Since childhood, Nyamza has continued to use dance as a means to interpret, cope with, and reconcile her life's events. When her mother was raped and murdered in 1999, dance gave her the inner strength to face this experience. In the future, her mother's death greatly would come to influence her abstract style of dancing: "After my mother died, I could feel her in my dreams telling me to use my dance to tell real stories. I also later came out of the closet, and I started experiencing discrimination in society and that's when I thought, 'You know, I'm an artist, so let me be the voice that addresses all these issues'". Nyamza’s childhood has continued to influence her dance through her choices to use her platform as a means of amplifying the voices of her female family members onto an international stage. As with her mother, she choreographs pieces that display the trauma of the women in her life.
Mamela Nyamza began her training as a dancer at the Zama Dance School under the Royal Academy of Dance while also attending Fezeka High School in Gugulethu. She continued her training at the Pretoria Dance Technikon where she received a National Diploma in Ballet. In 1998 Nyamza was granted a one-year fellowship to dance at the Alvin Ailey Dance Theatre in New York. The Alvin Ailey school provided Nyamza with an opportunity to dance alongside other black ballet dancers, which was an experience she did not have in South Africa. Upon graduation, she joined the State Theatre Dance Company with whom she did performances both nationally and internationally. Additionally, she has attended various intensive workshops and classes including a choreographic workshop at the Vienna International Dance festival, ballet training with Martin Schonberg through the Pact Dance Company, African Dance workshops in Soweto with Jamaine Acogny, and a course in directing at London's prestigious Sadler’s Wells Theatre.

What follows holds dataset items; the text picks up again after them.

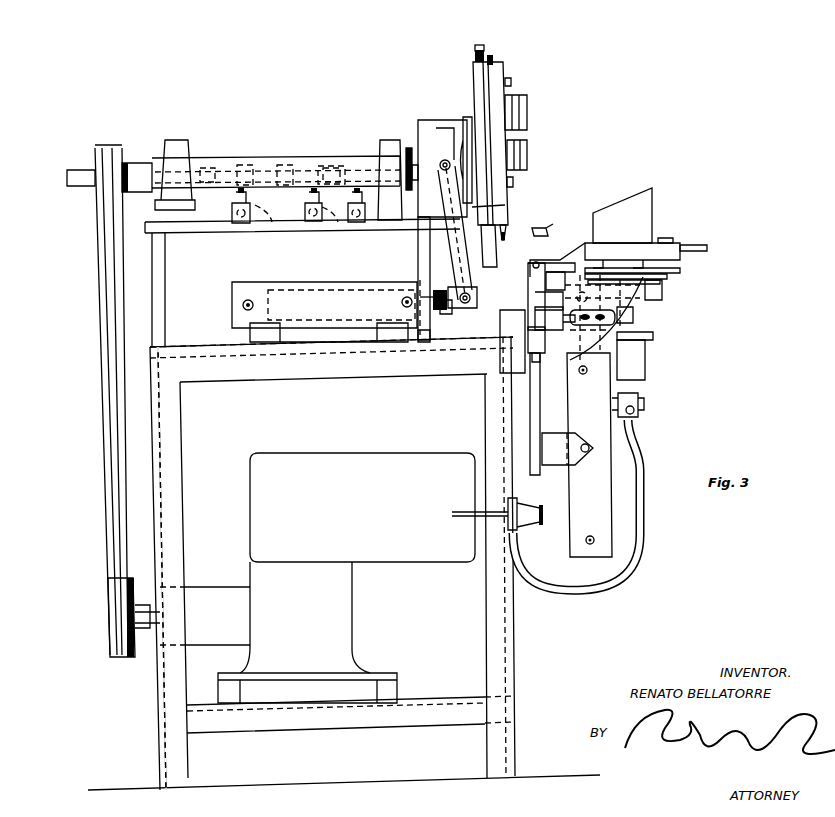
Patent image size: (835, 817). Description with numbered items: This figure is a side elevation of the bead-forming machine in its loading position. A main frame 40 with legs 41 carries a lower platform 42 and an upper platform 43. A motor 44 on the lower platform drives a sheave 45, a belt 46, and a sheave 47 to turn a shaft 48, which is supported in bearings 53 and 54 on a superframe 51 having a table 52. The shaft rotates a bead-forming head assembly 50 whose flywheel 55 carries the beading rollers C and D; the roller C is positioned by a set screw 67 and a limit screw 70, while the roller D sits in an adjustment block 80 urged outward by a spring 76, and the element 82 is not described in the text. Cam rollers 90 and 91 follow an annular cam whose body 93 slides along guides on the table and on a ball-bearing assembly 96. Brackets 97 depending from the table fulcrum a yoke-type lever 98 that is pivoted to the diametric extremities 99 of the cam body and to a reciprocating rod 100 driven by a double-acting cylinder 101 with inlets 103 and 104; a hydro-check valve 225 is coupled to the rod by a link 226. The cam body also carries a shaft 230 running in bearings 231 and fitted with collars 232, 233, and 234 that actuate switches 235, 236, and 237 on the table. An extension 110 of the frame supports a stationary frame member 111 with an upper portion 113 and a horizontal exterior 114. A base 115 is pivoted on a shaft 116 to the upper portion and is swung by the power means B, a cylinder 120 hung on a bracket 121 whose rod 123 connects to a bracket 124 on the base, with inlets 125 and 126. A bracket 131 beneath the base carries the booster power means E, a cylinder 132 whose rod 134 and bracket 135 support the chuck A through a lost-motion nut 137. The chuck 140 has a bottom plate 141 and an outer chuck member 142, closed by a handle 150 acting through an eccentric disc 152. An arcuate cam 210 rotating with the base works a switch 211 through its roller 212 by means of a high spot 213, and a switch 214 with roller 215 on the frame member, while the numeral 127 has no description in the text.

The main frame 40 is at (316, 381).
The legs 41 is at (162, 691).
The lower platform 42 is at (442, 698).
The upper platform 43 is at (214, 344).
The motor 44 is at (352, 601).
The sheave 45 is at (108, 638).
The belt 46 is at (120, 470).
The sheave 47 is at (100, 203).
The shaft 48 is at (89, 172).
The bead-forming head assembly 50 is at (468, 76).
The superframe 51 is at (170, 276).
The table 52 is at (212, 234).
The shaft-supporting bearing 53 is at (196, 128).
The shaft-supporting bearing 54 is at (390, 138).
The flywheel 55 is at (493, 258).
The set screw 67 is at (520, 182).
The limit screw 70 is at (506, 238).
The spring 76 is at (474, 52).
The adjustment block 80 is at (498, 64).
The lug 82 is at (514, 86).
The cam roller 90 is at (504, 206).
The cam roller 91 is at (468, 120).
The cam body 93 is at (426, 120).
The ball-bearing assembly 96 is at (412, 193).
The depending brackets 97 is at (442, 238).
The yoke-type lever 98 is at (477, 291).
The diametric extremities 99 is at (450, 156).
The reciprocating rod 100 is at (436, 337).
The cylinder 101 is at (298, 284).
The inlet 103 is at (243, 305).
The inlet 104 is at (402, 302).
The extension 110 is at (500, 330).
The stationary frame member 111 is at (528, 318).
The upper frame portion 113 is at (528, 283).
The horizontal exterior 114 is at (535, 296).
The base 115 is at (668, 278).
The shaft 116 is at (540, 262).
The cylinder 120 is at (597, 498).
The bracket 121 is at (566, 482).
The rod 123 is at (602, 317).
The bracket 124 is at (558, 281).
The inlet 125 is at (596, 528).
The inlet 126 is at (588, 374).
The stop 127 is at (552, 238).
The bracket 131 is at (653, 340).
The pneumatic cylinder 132 is at (646, 377).
The rod 134 is at (637, 322).
The bracket 135 is at (640, 306).
The nut 137 is at (616, 263).
The chuck 140 is at (628, 240).
The bottom plate 141 is at (682, 270).
The outer chuck member 142 is at (644, 240).
The chuck-closing handle 150 is at (705, 250).
The cylindrical disc 152 is at (666, 236).
The arcuate cam 210 is at (656, 375).
The switch 211 is at (663, 293).
The roller 212 is at (662, 282).
The high spot 213 is at (548, 377).
The switch 214 is at (528, 338).
The roller 215 is at (555, 318).
The hydro-check valve 225 is at (316, 280).
The link 226 is at (444, 310).
The shaft 230 is at (265, 149).
The bearings 231 is at (220, 219).
The collar 232 is at (344, 152).
The collar 233 is at (296, 152).
The collar 234 is at (252, 152).
The switch 235 is at (353, 224).
The switch 236 is at (313, 224).
The switch 237 is at (263, 224).
The chuck A is at (682, 237).
The power means B is at (603, 447).
The beading roller C is at (537, 150).
The beading roller D is at (532, 94).
The booster power means E is at (655, 382).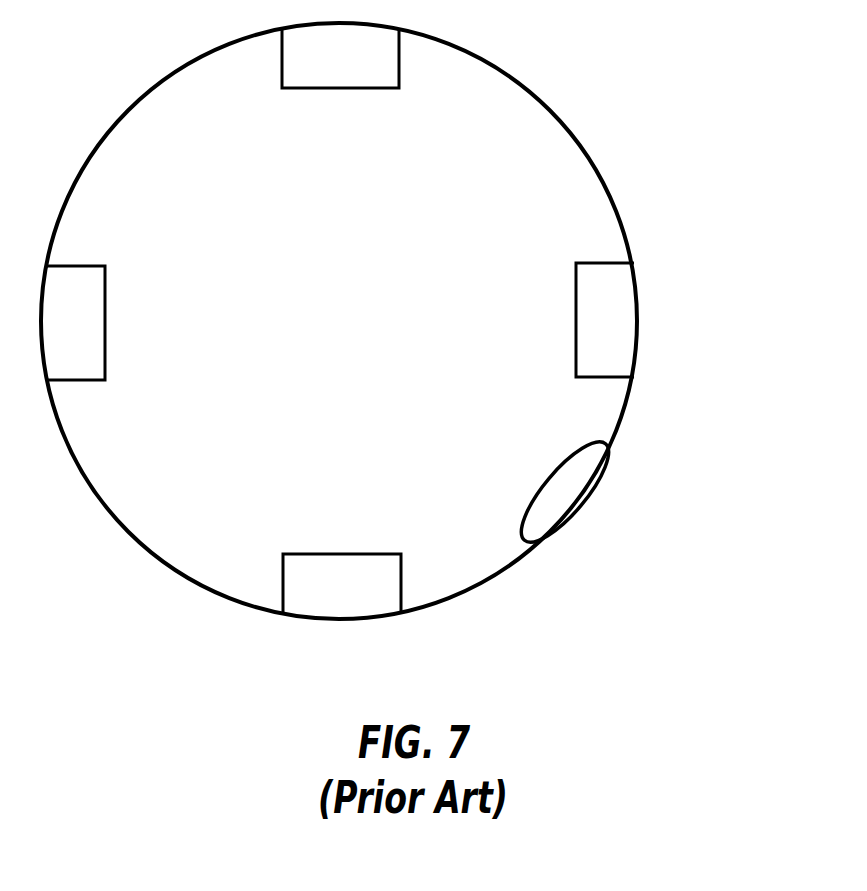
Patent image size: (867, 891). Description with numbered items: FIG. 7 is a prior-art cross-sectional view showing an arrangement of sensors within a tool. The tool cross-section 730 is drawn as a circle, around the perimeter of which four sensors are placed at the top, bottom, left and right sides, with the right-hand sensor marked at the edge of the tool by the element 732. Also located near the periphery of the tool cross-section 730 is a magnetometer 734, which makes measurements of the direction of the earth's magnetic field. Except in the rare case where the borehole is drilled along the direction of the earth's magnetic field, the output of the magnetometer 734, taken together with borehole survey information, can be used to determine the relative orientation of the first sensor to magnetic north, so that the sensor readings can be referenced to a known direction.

The tool cross-section 730 is at (590, 148).
The resistive sensing element 732 is at (642, 288).
The magnetometer 734 is at (592, 492).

Mamela Nyamza was born in 1976 into a large family living in Gugulethu, Cape Town in South Africa. Growing up in Gugulethu had an enormous influence on Nyamza's career as a dancer. She explained that the environment in which she was immersed "did not give (her) a choice but to love dance. There was music and sound, all day long, and even in the streets the noise became the music". Dancing became a way for Nyamza to understand all that was happening in the world around her, "I used my body as the instrument to react to all forms of sound, whether it be playing, crying, or watching all sorts of things that one can imagine happened in Gugulethu in the '80s".
Mamela Nyamza is a dancer, teacher, choreographer, and activist in South Africa. She is trained in a variety of styles of dance including ballet, modern dance, African dance, the Horton technique, Spanish dance, jazz, movement and mime, flying low technique, release technique, gumboot dance and Butoh. Her style of dance and choreography blends aspects of traditional and contemporary dances, allowing her to make dance political. Nyamza has performed nationally and internationally and has choreographed autobiographical, political, and social pieces both on her own and in collaboration with other artists. She draws inspiration from her daily life and her childhood growing up in Gugulethu, as well as her identity as a homosexual, black, South African woman. Nyamza's abstract dance style allows her to use dance as a way to share both her own personal stories as well as those of South African women with the world. She specifically uses her platform to share some of the traumas faced by South African lesbians, such as corrective rape. Additionally, she has created various community outreach projects that have helped to spread the positive influence of dance to different communities within South Africa, including the University of Stellenbosch's Project Move 1524, a group that uses dance therapy to educate on issues relating to HIV/AIDS, domestic violence and drug abuse.